The social movements of the 1960s and 1970s heightened aware-ness of the multicultural character of American society and the culturally monochromatic environment of most schools. In this view, the standardized age-graded school was insensitive to low-income ethnic and racial minorities and largely unconsciously embodied the dominant ethos of middle-class, White, Anglo-Saxon values, attitudes, and behavior. Intent on imposing~through teachers, curriculum, and daily routines–mainstream culture on the children, such schools displayed little respect for differences in language, beliefs, and customs. In this view, teachers were often unconscious of the ways in which they served as agents of a rigid cultural system geared to standardizing their pupils. Constantly correcting non-mainstream children’s speech, as if to say that there was only one acceptable way to speak in any situation, is one example of this rigidity. The teachers unwittingly became active agents in creating student failure. As a result classrooms became cultural battlegrounds in which teachers communicated lower expectations, failed to connect with their culturally different students, and thus contributed to low academic performance and high dropout rates. The analysis of cultural bias and rigidity led to solutions that focused largely on making the curriculum more multicultural, increasing the cultural sensitivity and knowledge of teachers, and building school programs around values that reflected those of surrounding ethnic communities….

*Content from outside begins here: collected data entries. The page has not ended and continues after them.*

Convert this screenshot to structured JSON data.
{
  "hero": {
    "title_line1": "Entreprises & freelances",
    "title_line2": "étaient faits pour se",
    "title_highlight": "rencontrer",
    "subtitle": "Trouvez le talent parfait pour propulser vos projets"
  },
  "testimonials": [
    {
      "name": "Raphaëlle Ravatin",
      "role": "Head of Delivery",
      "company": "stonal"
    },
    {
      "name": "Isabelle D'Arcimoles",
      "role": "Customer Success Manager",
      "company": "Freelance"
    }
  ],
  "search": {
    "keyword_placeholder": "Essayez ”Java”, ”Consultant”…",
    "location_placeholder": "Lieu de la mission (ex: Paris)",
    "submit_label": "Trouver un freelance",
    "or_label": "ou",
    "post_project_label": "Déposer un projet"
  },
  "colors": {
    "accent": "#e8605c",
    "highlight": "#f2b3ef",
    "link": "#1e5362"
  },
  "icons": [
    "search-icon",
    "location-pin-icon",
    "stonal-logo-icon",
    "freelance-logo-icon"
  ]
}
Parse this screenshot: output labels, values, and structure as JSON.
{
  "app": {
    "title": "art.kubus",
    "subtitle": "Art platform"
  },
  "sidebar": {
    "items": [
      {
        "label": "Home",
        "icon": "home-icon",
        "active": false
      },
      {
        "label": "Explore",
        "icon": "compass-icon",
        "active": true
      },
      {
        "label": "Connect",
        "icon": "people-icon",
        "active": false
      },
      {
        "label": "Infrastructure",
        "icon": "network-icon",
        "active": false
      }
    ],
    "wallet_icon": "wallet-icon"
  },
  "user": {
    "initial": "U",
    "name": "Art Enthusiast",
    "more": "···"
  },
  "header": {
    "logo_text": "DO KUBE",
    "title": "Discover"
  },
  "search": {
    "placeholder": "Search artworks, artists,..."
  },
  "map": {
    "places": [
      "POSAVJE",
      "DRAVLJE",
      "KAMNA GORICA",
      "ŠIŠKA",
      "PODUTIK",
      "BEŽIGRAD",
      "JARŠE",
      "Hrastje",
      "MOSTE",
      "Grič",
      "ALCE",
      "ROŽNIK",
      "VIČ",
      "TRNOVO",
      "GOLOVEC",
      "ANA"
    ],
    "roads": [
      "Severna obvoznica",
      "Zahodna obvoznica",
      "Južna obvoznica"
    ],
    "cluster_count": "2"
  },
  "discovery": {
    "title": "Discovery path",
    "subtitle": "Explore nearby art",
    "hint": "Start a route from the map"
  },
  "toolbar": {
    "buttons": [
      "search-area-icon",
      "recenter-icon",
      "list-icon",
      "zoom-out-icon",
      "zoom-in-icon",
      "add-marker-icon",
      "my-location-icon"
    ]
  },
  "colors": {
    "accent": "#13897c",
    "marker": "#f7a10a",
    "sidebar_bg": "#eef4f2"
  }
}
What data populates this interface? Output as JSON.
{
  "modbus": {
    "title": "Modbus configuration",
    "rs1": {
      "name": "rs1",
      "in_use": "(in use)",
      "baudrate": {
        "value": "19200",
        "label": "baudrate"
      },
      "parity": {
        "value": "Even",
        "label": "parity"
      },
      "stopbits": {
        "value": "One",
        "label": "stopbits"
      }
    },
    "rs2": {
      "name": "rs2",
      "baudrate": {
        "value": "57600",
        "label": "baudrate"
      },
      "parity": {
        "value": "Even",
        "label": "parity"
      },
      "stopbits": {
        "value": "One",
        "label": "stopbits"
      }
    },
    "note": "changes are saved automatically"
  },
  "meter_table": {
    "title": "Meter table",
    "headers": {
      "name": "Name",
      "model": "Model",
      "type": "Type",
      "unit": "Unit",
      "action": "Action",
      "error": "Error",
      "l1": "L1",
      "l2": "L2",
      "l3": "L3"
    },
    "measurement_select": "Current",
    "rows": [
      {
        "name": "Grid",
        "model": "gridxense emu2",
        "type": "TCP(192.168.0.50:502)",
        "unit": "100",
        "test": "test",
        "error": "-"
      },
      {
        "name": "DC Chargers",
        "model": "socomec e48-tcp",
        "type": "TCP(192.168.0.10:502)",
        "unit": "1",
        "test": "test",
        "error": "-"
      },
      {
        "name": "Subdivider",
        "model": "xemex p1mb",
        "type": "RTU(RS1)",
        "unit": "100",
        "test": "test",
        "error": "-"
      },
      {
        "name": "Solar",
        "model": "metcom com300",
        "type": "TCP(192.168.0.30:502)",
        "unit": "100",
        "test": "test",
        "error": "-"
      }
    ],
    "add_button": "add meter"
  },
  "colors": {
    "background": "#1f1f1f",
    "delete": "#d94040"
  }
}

The standards movement departs from these previous explanations in the way it frames students and performance, but not in the solutions it offers students who do not fit its structures. Note that almost all of these previous problem definitions and the solutions they generated left the core structure and assumptions of the institution—in particular the age-graded school as the chief building block—basically untouched…

The pedagogical assumptions and practices embedded in the urban age-graded school—the scheduling of time, the segmentation of the curriculum, grouping according to notions of “ability,” annual promotions, elaborate bureaucratic structures of control, and views of learning, teaching, and knowledge—remained largely unquestioned throughout the century. There were consequently not many options for solutions outside this structure. We see a continuation of this today with standards-based reforms focused on requiring low-performing students to do more during the school year and during the summer or repeat a year of school rather than questioning why these students are failing and what structures in their schooling lead to failure. The standards movement, admirable in its goal of raising the bar for the entire educational system, must ask how it can ensure that this mismatch does not continue to let success elude large groups of students, many of whom live in impoverished urban and rural districts. The focus must be on what happens to the students who do not fit the mainstream academic mold and how school structures can change to meet their needs.